New retaliation rules: What managers need to know
In a landmark ruling, the Supreme Court established a broad national definition of what management actions would be considered illegal “retaliation” under federal anti-discrimination law. (Burlington Northern v. White)
Essentially, the ruling makes it easier for employees to file and win retaliation lawsuits. Legal experts are predicting that employees will file “a flood” of retaliation claims in the coming years to test the high court’s new standard.
What it means to management: It’s more important than ever to treat all employees equally in day-to-day management and discipline. Never try to “get back at” those who file in-house complaints or lawsuits about discrimination, safety or ethics violations.
Be ultra-cautious about the timing of discipline and employment decisions so that that those actions don’t even appear to be retaliation for an employee’s earlier complaint.
That doesn’t mean employees who voice complaints are untouchable. You can still discipline such employees for legitimate performance and behavior problems. Just make sure you’d take the same action with any employee, and document the reasons for your decision.
Before disciplining, ask yourself, “Why am I taking this action now?” If the timing smells of retaliation, a jury may think so, too.
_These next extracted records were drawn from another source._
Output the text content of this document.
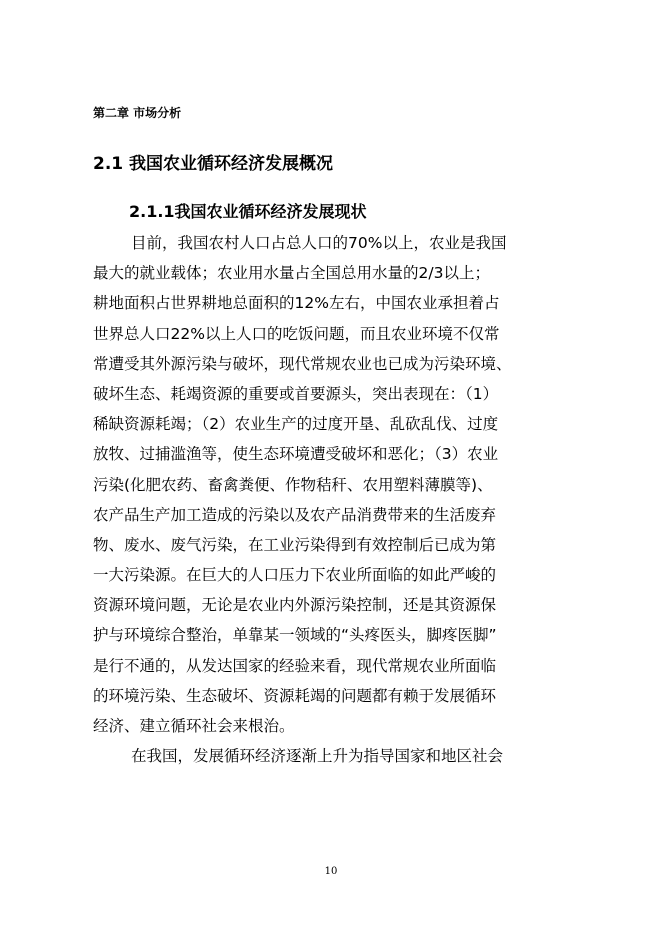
第二章 市场分析
2.1 我国农业循环经济发展概况
2.1.1我国农业循环经济发展现状
目前，我国农村人口占总人口的70%以上，农业是我国
最大的就业载体；农业用水量占全国总用水量的2/3以上；
耕地面积占世界耕地总面积的12%左右，中国农业承担着占
世界总人口22%以上人口的吃饭问题，而且农业环境不仅常
常遭受其外源污染与破坏，现代常规农业也已成为污染环境、
破坏生态、耗竭资源的重要或首要源头，突出表现在：（1）
稀缺资源耗竭；（2）农业生产的过度开垦、乱砍乱伐、过度
放牧、过捕滥渔等，使生态环境遭受破坏和恶化；（3）农业
污染(化肥农药、畜禽粪便、作物秸秆、农用塑料薄膜等)、
农产品生产加工造成的污染以及农产品消费带来的生活废弃
物、废水、废气污染，在工业污染得到有效控制后已成为第
一大污染源。在巨大的人口压力下农业所面临的如此严峻的
资源环境问题，无论是农业内外源污染控制，还是其资源保
护与环境综合整治，单靠某一领域的“头疼医头，脚疼医脚”
是行不通的，从发达国家的经验来看，现代常规农业所面临
的环境污染、生态破坏、资源耗竭的问题都有赖于发展循环
经济、建立循环社会来根治。
在我国，发展循环经济逐渐上升为指导国家和地区社会
10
Also, ask yourself, “Would I take this action with my best employee?” If not, you could be vulnerable to a retaliation charge.
Final note: Retaliation lawsuits already are on the rise, doubling in the past dozen years. Employees can actually win retaliation claims even if their underlying discrimination lawsuit falls flat.
For example, say an employee sues for sexual harassment but has absolutely no proof and would quickly lose in court. If that employee can prove that her manager retaliated against her for filing the lawsuit—say, by firing her, cutting her pay or transferring her to a more difficult job—then she might win a retaliation lawsuit even if the underlying harassment suit was frivolous.